When a fanatical officer ambushes the unit, their sergeant remorselessly guns down his unarmed lover as well. The incident obviously bothers Corporal Marson, as well as the street-smart Private Asch. In contrast, country-poor Pvt. Joyner is more troubled by the extent Marson is troubled. Shortly thereafter, in what might be an act of reprisal, the Sergeant dispatches them on a dangerous recon mission, up the mountain in search of the hiding German army.
They have either a stroke of good or bad luck when they encounter Angelo, a grizzled old villager, who agrees to lead them to the Germans. However, none of the GIs trusts the Italian, including Marson, but he insists they follow him anyway.
Recon is definitely a revisionist World War II film, which makes its release timed around Veteran’s Day a little awkward. Nevertheless, it is an earnest film of decent quality that should never seriously disparage anyone’s opinion of WWII-era veterans. Both intellectually and emotionally, we should all accept the fact war forces people to do terrible things. The fact that the “Greatest Generation” survived the sort of circumstances depicted in Recon to become productive citizens is one of the reasons they were so great.
Arguably, the Chris Brochu and Sam Keeley, as Asch and Joyner, make that point quite dramatically with their memorable performances. The ill-will between the two enlisted men runs so strong, they are often on the brink of fisticuffs, yet when tragedy strikes, their antagonism is jettisoned. Consequently, their late scenes together are indeed quite poignant.
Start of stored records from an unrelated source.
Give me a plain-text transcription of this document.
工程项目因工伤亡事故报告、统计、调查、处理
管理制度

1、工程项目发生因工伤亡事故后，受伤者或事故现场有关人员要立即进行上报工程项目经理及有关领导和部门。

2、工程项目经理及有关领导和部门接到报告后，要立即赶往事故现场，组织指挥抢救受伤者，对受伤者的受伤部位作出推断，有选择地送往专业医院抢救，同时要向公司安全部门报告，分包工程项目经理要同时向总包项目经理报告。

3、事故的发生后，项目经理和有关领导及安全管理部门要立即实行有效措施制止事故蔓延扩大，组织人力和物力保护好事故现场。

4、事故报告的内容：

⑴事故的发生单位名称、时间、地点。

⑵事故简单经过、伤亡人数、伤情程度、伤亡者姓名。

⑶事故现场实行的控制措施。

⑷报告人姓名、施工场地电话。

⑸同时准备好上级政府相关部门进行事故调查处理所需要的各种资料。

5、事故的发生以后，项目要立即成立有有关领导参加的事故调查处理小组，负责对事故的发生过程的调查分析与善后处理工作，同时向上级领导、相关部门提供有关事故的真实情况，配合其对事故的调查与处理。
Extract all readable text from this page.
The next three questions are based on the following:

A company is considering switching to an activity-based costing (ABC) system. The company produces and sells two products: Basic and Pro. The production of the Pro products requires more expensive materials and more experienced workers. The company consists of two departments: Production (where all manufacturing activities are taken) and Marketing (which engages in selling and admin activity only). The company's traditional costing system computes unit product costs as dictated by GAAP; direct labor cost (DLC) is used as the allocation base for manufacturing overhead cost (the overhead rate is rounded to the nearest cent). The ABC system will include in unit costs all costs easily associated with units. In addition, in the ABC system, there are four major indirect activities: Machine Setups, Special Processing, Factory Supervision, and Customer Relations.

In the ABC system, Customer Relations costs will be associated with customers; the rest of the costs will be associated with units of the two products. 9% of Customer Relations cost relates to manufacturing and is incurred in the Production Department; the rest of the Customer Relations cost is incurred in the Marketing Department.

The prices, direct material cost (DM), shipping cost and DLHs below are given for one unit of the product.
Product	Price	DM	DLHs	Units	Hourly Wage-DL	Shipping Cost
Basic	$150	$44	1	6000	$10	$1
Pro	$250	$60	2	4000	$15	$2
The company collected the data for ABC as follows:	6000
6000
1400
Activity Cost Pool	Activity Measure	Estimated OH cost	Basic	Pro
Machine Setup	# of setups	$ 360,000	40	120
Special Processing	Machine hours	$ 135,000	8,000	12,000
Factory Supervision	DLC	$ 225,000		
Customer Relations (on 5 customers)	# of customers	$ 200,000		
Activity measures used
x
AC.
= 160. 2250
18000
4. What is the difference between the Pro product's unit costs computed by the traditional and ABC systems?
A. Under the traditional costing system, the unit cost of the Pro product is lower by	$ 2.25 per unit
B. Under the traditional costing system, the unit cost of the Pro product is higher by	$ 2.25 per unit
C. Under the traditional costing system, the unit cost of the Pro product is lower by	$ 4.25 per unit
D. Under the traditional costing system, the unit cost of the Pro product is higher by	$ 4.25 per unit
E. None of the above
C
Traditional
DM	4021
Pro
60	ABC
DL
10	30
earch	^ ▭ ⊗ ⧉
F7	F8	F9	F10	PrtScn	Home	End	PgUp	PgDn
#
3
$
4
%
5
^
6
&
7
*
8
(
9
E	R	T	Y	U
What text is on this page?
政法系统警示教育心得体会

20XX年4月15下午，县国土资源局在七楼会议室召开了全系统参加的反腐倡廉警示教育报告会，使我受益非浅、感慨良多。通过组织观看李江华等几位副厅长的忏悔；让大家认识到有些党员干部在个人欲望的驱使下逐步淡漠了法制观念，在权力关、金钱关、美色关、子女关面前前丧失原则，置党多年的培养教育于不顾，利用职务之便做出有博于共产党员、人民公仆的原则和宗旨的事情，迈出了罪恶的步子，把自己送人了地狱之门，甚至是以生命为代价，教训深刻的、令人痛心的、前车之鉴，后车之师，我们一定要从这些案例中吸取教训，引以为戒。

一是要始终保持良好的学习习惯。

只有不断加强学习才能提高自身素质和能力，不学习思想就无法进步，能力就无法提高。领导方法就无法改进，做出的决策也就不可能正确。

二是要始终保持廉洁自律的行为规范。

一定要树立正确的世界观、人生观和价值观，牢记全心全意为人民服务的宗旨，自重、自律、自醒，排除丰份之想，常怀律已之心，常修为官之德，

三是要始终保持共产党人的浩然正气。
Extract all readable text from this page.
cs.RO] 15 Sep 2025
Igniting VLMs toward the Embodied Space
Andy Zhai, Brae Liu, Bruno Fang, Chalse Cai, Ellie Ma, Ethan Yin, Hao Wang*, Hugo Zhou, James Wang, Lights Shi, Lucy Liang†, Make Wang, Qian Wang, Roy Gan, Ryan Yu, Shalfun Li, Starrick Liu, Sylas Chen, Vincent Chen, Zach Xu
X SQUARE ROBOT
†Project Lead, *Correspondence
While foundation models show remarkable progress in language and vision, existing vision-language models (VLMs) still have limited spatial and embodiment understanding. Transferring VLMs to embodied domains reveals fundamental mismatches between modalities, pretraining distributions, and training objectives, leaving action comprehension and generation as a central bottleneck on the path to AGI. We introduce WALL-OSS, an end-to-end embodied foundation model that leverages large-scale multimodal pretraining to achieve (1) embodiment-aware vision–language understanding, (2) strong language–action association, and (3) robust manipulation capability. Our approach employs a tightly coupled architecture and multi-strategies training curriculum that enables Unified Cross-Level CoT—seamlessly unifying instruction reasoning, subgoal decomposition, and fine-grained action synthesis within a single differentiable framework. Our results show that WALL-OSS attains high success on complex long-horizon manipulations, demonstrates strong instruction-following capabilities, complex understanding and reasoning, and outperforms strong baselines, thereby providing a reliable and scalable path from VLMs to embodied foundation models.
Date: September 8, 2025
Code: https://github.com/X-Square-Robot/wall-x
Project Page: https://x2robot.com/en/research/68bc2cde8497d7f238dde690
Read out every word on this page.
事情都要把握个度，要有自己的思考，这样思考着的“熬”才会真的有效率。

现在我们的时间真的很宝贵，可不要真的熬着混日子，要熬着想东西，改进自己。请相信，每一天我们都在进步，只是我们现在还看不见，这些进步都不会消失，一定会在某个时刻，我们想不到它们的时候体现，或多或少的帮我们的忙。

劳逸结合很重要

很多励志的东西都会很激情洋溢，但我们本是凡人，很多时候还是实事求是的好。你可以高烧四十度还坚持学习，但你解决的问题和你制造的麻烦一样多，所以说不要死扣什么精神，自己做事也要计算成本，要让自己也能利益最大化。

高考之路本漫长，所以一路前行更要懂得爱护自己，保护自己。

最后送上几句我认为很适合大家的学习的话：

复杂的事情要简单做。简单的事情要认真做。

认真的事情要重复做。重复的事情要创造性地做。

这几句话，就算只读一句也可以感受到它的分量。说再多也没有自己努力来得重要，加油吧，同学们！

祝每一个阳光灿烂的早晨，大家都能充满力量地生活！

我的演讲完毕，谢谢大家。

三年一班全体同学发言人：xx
Recon is grim in tone, but it stages some surprisingly tense and realistic warfighting sequences. It is an uncompromising film that overachieves with its resources, but it has nothing like the scale, spectacle, or emotional heft of the stronger recent WWII films, like Hacksaw Ridge, Greyhound, and Unbroken. Recommended for fans of anti-heroic war movies, Recon has a special Fathom Events screening tonight (11/10) and then opens nationwide (except in New York City) this Friday (11/13).